Relaciones Tóxicas: Cuando No Es Amor Lo Que Te Mantiene Ahí, Sino Tus Heridas Emocionales
01/09/2026Hay “consejos” sobre las relaciones de pareja que hemos escuchado tantas veces que terminamos creyendo que son verdades absolutas.
“No te vayas a dormir enojado”.
“La gente nunca cambia”.
“Con los años, el sexo deja de importar”.
“Los hombres no son románticos”.
“Después de una infidelidad ya no hay nada que hacer”.
¿Te suena alguno?
Probablemente sí.
El problema es que pocas veces nos detenemos a preguntarnos algo muy sencillo:
¿Y si no fuera verdad?
Porque una cosa es recibir un consejo y otra muy distinta convertirlo en una regla con la que medimos nuestra relación.
Y aquí quiero ir todavía más profundo.
Muchas de las creencias con las que hoy intentas construir una relación de pareja ni siquiera comenzaron con tu pareja.
Algunas comenzaron muchos años antes de conocerla.
Aprendiste sobre el amor antes de enamorarte
Mucho antes de tener tu primera relación, ya estabas aprendiendo sobre el amor.
Aprendías observando.
Veías cómo papá trataba a mamá.
Cómo mamá trataba a papá.
Cómo resolvían —o no resolvían— sus conflictos.
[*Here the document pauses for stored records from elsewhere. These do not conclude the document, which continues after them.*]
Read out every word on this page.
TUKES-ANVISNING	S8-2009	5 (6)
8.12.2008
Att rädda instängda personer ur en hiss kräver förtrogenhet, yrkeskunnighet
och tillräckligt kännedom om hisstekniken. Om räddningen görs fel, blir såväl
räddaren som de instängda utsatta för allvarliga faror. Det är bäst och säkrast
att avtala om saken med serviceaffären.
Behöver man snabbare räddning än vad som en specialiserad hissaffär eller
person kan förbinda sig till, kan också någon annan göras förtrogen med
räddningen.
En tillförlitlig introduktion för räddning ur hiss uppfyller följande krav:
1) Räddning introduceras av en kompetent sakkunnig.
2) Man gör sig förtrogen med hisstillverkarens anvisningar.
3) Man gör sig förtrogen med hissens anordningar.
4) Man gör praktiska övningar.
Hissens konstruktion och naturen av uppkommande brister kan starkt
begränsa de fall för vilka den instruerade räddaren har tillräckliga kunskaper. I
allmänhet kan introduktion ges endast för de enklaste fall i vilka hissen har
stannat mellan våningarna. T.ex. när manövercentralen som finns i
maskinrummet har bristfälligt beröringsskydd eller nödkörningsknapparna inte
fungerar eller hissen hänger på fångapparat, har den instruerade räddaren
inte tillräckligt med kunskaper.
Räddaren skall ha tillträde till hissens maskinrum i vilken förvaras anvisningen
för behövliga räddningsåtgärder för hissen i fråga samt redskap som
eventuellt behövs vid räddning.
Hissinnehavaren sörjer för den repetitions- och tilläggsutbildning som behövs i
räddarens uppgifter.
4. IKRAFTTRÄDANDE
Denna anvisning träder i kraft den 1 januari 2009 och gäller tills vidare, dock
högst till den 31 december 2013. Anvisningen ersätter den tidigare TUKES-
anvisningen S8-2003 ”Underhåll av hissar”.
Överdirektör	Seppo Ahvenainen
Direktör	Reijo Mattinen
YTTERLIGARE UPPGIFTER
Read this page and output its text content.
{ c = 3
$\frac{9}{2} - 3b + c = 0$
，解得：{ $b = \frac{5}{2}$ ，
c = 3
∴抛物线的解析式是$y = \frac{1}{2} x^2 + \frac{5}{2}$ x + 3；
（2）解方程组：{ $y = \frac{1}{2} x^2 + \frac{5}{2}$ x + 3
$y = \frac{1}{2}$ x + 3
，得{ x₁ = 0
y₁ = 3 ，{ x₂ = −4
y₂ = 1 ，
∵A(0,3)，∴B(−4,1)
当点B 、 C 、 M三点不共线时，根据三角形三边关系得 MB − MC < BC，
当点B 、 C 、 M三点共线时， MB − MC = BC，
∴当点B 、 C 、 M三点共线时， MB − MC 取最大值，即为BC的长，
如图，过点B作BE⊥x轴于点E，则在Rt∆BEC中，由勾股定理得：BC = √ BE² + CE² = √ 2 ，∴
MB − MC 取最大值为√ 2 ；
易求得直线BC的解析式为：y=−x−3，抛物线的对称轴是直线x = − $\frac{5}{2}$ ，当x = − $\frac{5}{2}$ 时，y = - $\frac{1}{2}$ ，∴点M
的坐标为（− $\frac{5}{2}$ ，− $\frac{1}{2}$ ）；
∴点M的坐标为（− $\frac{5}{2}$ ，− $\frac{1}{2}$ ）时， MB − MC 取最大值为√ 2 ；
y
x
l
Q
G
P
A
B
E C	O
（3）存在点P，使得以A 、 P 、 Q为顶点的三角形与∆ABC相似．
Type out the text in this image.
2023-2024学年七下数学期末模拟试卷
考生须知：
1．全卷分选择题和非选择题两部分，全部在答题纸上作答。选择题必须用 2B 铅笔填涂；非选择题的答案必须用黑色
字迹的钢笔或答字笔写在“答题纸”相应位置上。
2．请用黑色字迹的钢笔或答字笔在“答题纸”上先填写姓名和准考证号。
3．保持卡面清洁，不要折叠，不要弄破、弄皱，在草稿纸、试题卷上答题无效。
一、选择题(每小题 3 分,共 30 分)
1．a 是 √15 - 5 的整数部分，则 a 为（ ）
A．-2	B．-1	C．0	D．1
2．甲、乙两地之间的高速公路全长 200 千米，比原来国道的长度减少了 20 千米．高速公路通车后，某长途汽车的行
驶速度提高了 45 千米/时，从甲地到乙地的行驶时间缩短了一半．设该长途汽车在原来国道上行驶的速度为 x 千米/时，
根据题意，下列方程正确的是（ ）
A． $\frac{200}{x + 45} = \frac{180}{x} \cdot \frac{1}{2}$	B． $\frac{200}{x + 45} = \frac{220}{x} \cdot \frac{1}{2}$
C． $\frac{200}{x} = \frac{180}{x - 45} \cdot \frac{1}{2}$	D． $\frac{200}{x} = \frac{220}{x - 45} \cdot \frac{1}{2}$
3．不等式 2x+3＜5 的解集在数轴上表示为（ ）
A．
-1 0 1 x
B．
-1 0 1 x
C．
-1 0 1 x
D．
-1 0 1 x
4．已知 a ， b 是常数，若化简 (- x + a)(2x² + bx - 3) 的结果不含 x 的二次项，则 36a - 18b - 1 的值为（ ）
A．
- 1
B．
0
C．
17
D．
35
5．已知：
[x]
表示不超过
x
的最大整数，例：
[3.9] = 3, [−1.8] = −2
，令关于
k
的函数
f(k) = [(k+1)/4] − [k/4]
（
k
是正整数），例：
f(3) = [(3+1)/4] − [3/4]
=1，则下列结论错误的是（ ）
Observabas si había cariño, distancia, gritos, silencios, control, celos, respeto, abandono, complicidad, indiferencia o ternura.
Y tu mente infantil iba sacando conclusiones.
Quizá nadie se sentó contigo para decirte:
“Te voy a explicar cómo funcionan las relaciones de pareja”.
No hacía falta.
Tú estabas mirando.
Y estabas aprendiendo.
También escuchabas frases:
“Todos los hombres son iguales”.
“Una mujer tiene que luchar por su familia”.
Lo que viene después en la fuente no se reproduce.